The next stretch to the South Summit surprises many climbers but our team has been well-educated about the steepness and challenges of this section. Several short rocky steps lead to a right traverse then on to a broad, steep ridge to the South summit proper. This section typically takes 3 hours. As our team crests the South Summit the first light of day should be on them and they'll begin to feel the warmth of the sun.

Here they are within reach. From the South summit they will peer across the summit ridge where they can almost see the top. Another 1.5 - 2 hours of exposed but relatively flat walking will bring our team to the top. Typically climbers spend anywhere from 30 minutes to and hour on the summit depending on the weather. 

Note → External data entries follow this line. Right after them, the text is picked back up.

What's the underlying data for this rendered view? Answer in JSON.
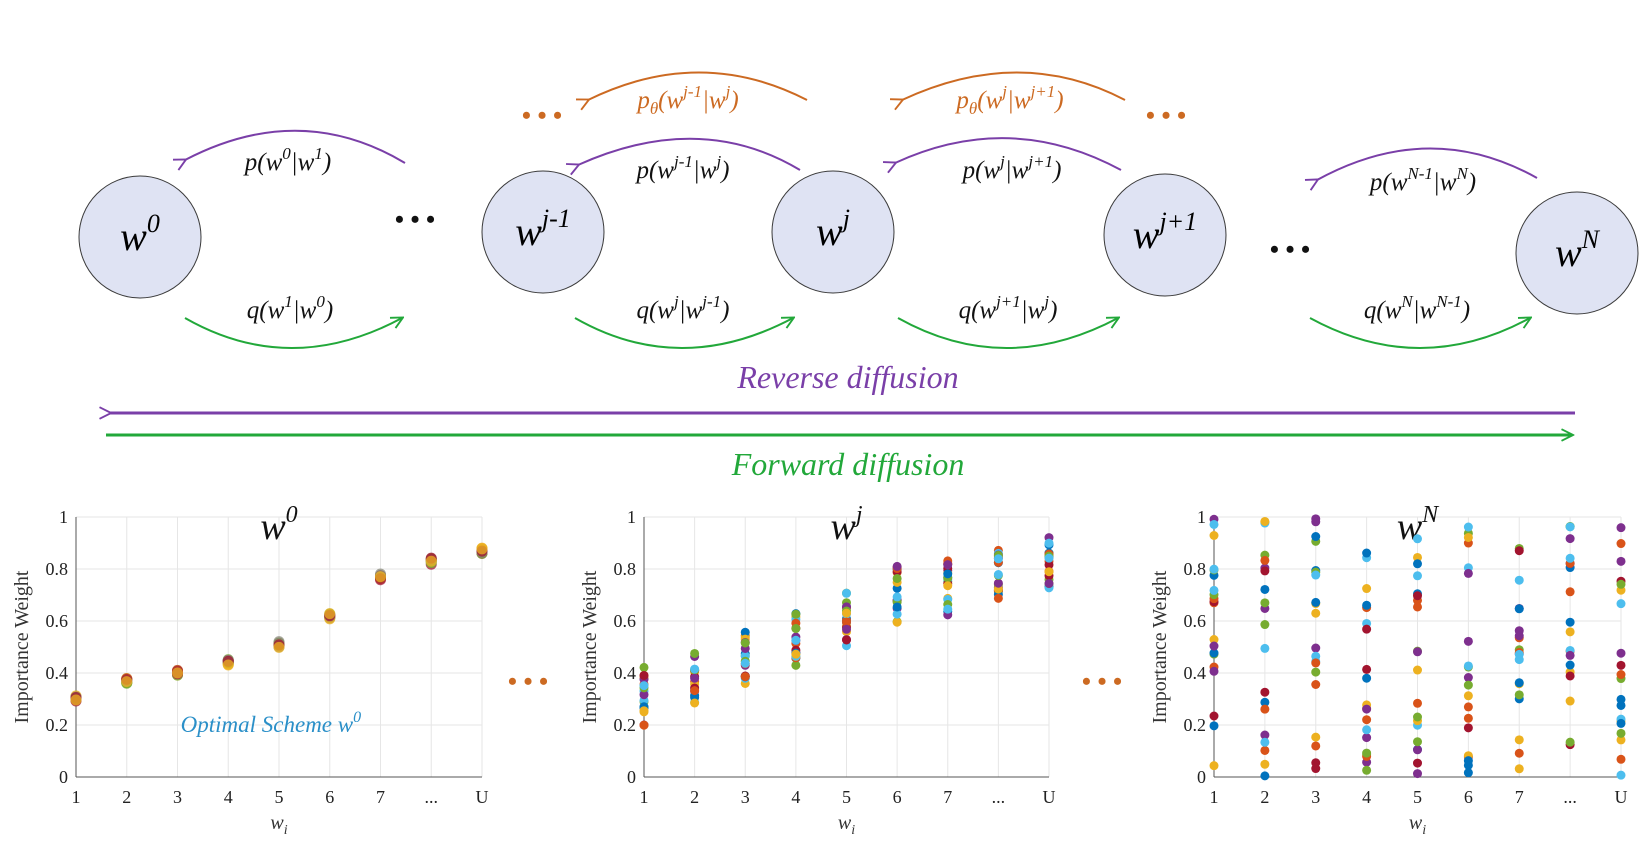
{
  "colors": {
    "purple": "#7a3fa8",
    "green": "#22a83a",
    "orange": "#cc6a22",
    "node_fill": "#dfe3f3",
    "blue_text": "#2a8fc8"
  },
  "nodes": [
    {
      "id": "w0",
      "base": "w",
      "sup": "0"
    },
    {
      "id": "wjm1",
      "base": "w",
      "sup": "j-1"
    },
    {
      "id": "wj",
      "base": "w",
      "sup": "j"
    },
    {
      "id": "wjp1",
      "base": "w",
      "sup": "j+1"
    },
    {
      "id": "wN",
      "base": "w",
      "sup": "N"
    }
  ],
  "ellipsis": "• • •",
  "labels": {
    "p_w0_w1": {
      "a": "p(w",
      "a_sup": "0",
      "b": "|w",
      "b_sup": "1",
      "c": ")"
    },
    "p_wjm1_wj": {
      "a": "p(w",
      "a_sup": "j-1",
      "b": "|w",
      "b_sup": "j",
      "c": ")"
    },
    "p_wj_wjp1": {
      "a": "p(w",
      "a_sup": "j",
      "b": "|w",
      "b_sup": "j+1",
      "c": ")"
    },
    "p_wNm1_wN": {
      "a": "p(w",
      "a_sup": "N-1",
      "b": "|w",
      "b_sup": "N",
      "c": ")"
    },
    "ptheta_1": {
      "a": "p",
      "a_sub": "θ",
      "b": "(w",
      "b_sup": "j-1",
      "c": "|w",
      "c_sup": "j",
      "d": ")"
    },
    "ptheta_2": {
      "a": "p",
      "a_sub": "θ",
      "b": "(w",
      "b_sup": "j",
      "c": "|w",
      "c_sup": "j+1",
      "d": ")"
    },
    "q_w1_w0": {
      "a": "q(w",
      "a_sup": "1",
      "b": "|w",
      "b_sup": "0",
      "c": ")"
    },
    "q_wj_wjm1": {
      "a": "q(w",
      "a_sup": "j",
      "b": "|w",
      "b_sup": "j-1",
      "c": ")"
    },
    "q_wjp1_wj": {
      "a": "q(w",
      "a_sup": "j+1",
      "b": "|w",
      "b_sup": "j",
      "c": ")"
    },
    "q_wN_wNm1": {
      "a": "q(w",
      "a_sup": "N",
      "b": "|w",
      "b_sup": "N-1",
      "c": ")"
    }
  },
  "reverse_label": "Reverse diffusion",
  "forward_label": "Forward diffusion",
  "chart_data": [
    {
      "type": "scatter",
      "title": "w",
      "title_sup": "0",
      "xlabel": "w",
      "xlabel_sub": "i",
      "ylabel": "Importance Weight",
      "categories": [
        "1",
        "2",
        "3",
        "4",
        "5",
        "6",
        "7",
        "...",
        "U"
      ],
      "ylim": [
        0,
        1
      ],
      "yticks": [
        "0",
        "0.2",
        "0.4",
        "0.6",
        "0.8",
        "1"
      ],
      "annotation": "Optimal Scheme w",
      "annotation_sup": "0",
      "grid": true,
      "centers": [
        0.3,
        0.37,
        0.4,
        0.44,
        0.51,
        0.62,
        0.77,
        0.83,
        0.87
      ],
      "spread": 0.012
    },
    {
      "type": "scatter",
      "title": "w",
      "title_sup": "j",
      "xlabel": "w",
      "xlabel_sub": "i",
      "ylabel": "Importance Weight",
      "categories": [
        "1",
        "2",
        "3",
        "4",
        "5",
        "6",
        "7",
        "...",
        "U"
      ],
      "ylim": [
        0,
        1
      ],
      "yticks": [
        "0",
        "0.2",
        "0.4",
        "0.6",
        "0.8",
        "1"
      ],
      "grid": true,
      "centers": [
        0.31,
        0.37,
        0.47,
        0.52,
        0.61,
        0.7,
        0.73,
        0.78,
        0.83
      ],
      "spread": 0.07
    },
    {
      "type": "scatter",
      "title": "w",
      "title_sup": "N",
      "xlabel": "w",
      "xlabel_sub": "i",
      "ylabel": "Importance Weight",
      "categories": [
        "1",
        "2",
        "3",
        "4",
        "5",
        "6",
        "7",
        "...",
        "U"
      ],
      "ylim": [
        0,
        1
      ],
      "yticks": [
        "0",
        "0.2",
        "0.4",
        "0.6",
        "0.8",
        "1"
      ],
      "grid": true,
      "centers": [
        0.5,
        0.5,
        0.5,
        0.5,
        0.5,
        0.5,
        0.5,
        0.5,
        0.5
      ],
      "spread": 0.5
    }
  ]
}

They will then descend to back to the South Col in about half the time. Believe it or not, it can get so hot on the descent that you're forced to take the top of your down suit off and tie it around your waste. I've even seen a few mountaineers take their boots off at the "Balcony" to cool their feet although I wouldn't recommend it! Once back at the South Col the team will rest and if some people are feeling very strong and well-rested, they may descend to the relative luxury of Camp 2. 

The Lhotse team is tucked in at Camp 3 on Os and has a less eventful night ahead of them. They'll wake up leisurely in the morning and head to high camp where the next night will be their night to climb. 

More updates to follow as the team ascends.